Por conseguinte, resta evidenciado o caráter meramente infringente da insurgência, o que, por si só, inviabiliza o acolhimento dos aclaratórios, nos termos da jurisprudência consolidada do STJ:

 

EMBARGOS DE DECLARAÇÃO NO AGRAVO INTERNO NO AGRAVO EM RECURSO ESPECIAL. AUSÊNCIA DE OMISSÃO, CONTRADIÇÃO OU OBSCURIDADE. 1. Os embargos de declaração objetivam sanar eventual existência de obscuridade, contradição, omissão e/ou erro material no julgado ( CPC, art . 1022), sendo inadmissível a oposição para rediscutir questões tratadas e devidamente fundamentadas na decisão embargada, mormente porque não são cabíveis para provocar novo julgamento da lide. 2. O órgão julgador não é obrigado a rebater, um a um, todos os argumentos trazidos pelas partes na defesa da tese que apresentaram, devendo apenas enfrentar a demanda, observando as questões relevantes e imprescindíveis à sua resolução 3. Embargos de declaração rejeitados. (STJ - EDcl no AgInt no REsp: 1877995 DF 2020/0133761-9, Relator.: Ministro LUIS FELIPE SALOMÃO, Data de Julgamento: 21/02/2022, T4 - QUARTA TURMA, Data de Publicação: DJe 25/02/2022)

 

Em suma, a decisão embargada está tecnicamente correta, bem fundamentada, em consonância com a legislação vigente e com a jurisprudência dominante, não havendo quaisquer das hipóteses previstas no art. 1.022 do CPC a justificar sua integração ou modificação.
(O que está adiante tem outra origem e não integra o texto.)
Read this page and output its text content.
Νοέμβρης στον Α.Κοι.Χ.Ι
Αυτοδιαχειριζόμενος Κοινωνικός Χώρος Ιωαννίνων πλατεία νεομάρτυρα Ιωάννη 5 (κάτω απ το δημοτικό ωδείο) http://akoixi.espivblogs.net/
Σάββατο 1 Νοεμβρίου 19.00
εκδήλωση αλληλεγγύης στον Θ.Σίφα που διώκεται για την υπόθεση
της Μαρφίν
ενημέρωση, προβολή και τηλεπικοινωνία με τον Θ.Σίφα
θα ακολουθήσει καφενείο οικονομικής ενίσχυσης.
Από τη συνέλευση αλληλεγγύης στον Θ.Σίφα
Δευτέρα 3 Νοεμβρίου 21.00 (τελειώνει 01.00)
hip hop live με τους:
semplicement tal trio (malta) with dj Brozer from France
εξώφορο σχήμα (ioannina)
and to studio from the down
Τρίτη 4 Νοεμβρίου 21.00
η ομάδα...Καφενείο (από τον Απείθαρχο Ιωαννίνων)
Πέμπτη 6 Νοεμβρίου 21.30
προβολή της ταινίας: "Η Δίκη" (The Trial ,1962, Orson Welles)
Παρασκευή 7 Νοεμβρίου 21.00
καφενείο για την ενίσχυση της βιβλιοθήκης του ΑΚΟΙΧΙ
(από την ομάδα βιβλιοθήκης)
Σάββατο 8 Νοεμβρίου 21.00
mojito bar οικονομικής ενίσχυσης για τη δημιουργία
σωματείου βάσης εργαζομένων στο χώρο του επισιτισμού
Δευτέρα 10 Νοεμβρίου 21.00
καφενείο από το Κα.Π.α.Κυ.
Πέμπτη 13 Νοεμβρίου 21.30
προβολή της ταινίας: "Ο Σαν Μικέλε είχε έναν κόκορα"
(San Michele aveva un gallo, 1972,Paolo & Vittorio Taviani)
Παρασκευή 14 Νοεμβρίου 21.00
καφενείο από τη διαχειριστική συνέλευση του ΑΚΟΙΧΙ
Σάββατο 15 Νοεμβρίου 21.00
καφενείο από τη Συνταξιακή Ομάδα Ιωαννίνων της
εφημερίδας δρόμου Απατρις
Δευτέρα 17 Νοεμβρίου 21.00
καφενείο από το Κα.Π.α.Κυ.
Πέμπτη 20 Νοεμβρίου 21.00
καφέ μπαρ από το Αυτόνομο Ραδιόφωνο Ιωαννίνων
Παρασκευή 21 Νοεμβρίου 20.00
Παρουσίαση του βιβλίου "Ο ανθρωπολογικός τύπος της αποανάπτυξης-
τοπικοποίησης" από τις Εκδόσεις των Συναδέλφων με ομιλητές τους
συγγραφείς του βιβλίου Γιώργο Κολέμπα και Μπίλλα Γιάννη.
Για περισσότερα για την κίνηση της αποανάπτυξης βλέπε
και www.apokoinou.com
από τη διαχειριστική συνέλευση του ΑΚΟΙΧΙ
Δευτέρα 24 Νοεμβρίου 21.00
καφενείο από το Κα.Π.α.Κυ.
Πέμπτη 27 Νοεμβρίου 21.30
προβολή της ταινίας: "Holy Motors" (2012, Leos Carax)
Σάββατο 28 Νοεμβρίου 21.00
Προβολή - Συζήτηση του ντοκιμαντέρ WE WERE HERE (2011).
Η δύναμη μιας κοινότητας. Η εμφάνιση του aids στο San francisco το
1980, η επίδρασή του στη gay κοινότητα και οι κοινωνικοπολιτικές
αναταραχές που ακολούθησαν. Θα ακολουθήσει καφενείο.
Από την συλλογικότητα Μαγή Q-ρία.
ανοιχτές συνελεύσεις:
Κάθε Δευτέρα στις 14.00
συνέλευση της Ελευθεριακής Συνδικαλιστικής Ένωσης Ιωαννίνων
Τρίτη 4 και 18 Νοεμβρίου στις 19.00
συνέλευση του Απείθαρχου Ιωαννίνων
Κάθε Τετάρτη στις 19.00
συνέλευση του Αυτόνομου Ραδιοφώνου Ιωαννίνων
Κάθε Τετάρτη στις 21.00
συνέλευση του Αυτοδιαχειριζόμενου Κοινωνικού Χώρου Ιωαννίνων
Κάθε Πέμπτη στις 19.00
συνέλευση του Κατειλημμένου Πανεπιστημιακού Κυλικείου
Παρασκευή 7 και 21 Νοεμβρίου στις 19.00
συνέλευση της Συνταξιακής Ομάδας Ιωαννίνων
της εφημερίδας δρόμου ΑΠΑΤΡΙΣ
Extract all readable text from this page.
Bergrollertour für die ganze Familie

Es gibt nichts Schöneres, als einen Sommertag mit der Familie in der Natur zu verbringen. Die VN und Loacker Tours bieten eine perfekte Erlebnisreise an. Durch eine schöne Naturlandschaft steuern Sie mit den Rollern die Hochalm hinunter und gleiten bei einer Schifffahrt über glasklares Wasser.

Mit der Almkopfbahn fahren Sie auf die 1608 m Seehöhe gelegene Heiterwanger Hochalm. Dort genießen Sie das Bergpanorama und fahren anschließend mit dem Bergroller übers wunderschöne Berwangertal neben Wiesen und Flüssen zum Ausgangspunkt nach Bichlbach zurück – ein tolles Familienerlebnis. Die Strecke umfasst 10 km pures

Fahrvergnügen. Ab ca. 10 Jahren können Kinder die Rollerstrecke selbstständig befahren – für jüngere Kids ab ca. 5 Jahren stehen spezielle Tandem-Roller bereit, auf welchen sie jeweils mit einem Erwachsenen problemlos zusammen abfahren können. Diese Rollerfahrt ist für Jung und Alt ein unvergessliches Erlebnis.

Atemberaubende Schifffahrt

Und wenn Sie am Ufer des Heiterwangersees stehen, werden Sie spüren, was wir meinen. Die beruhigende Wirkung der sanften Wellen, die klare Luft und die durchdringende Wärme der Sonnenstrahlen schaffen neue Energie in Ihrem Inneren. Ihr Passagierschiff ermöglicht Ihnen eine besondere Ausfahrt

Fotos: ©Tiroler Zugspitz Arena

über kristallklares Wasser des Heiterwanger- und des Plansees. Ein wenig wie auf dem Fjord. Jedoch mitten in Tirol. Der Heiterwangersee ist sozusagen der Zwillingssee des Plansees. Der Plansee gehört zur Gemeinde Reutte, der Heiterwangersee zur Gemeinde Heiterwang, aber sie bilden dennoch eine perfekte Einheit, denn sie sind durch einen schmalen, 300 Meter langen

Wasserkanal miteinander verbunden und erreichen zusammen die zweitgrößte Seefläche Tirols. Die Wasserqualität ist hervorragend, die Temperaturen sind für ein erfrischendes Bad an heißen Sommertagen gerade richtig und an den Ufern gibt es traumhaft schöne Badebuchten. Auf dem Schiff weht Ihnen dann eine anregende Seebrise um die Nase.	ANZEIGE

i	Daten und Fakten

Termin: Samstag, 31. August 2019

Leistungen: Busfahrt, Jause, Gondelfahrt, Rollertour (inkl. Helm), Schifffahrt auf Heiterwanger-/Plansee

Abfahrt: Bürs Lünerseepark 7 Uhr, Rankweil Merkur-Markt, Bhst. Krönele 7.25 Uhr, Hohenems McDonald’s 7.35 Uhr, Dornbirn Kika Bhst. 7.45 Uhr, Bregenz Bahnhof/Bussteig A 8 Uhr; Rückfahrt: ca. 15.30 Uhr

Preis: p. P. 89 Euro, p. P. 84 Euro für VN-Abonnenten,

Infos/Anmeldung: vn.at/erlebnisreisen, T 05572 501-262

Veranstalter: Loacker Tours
Diante disso, advirto o embargante de que a interposição de novos embargos com idêntico propósito poderá ensejar a aplicação da multa prevista no artigo 1.026, § 2º, do CPC.

 

 DISPOSITIVO

Em face do exposto, CONHEÇO dos Embargos de Declaração, por serem tempestivos, mas os REJEITO, mantendo a decisão terminativa vergastada em todos os seus termos.

Intimem-se as partes.

Transcorrido o prazo recursal, arquivem-se os autos, dando-se baixa na distribuição.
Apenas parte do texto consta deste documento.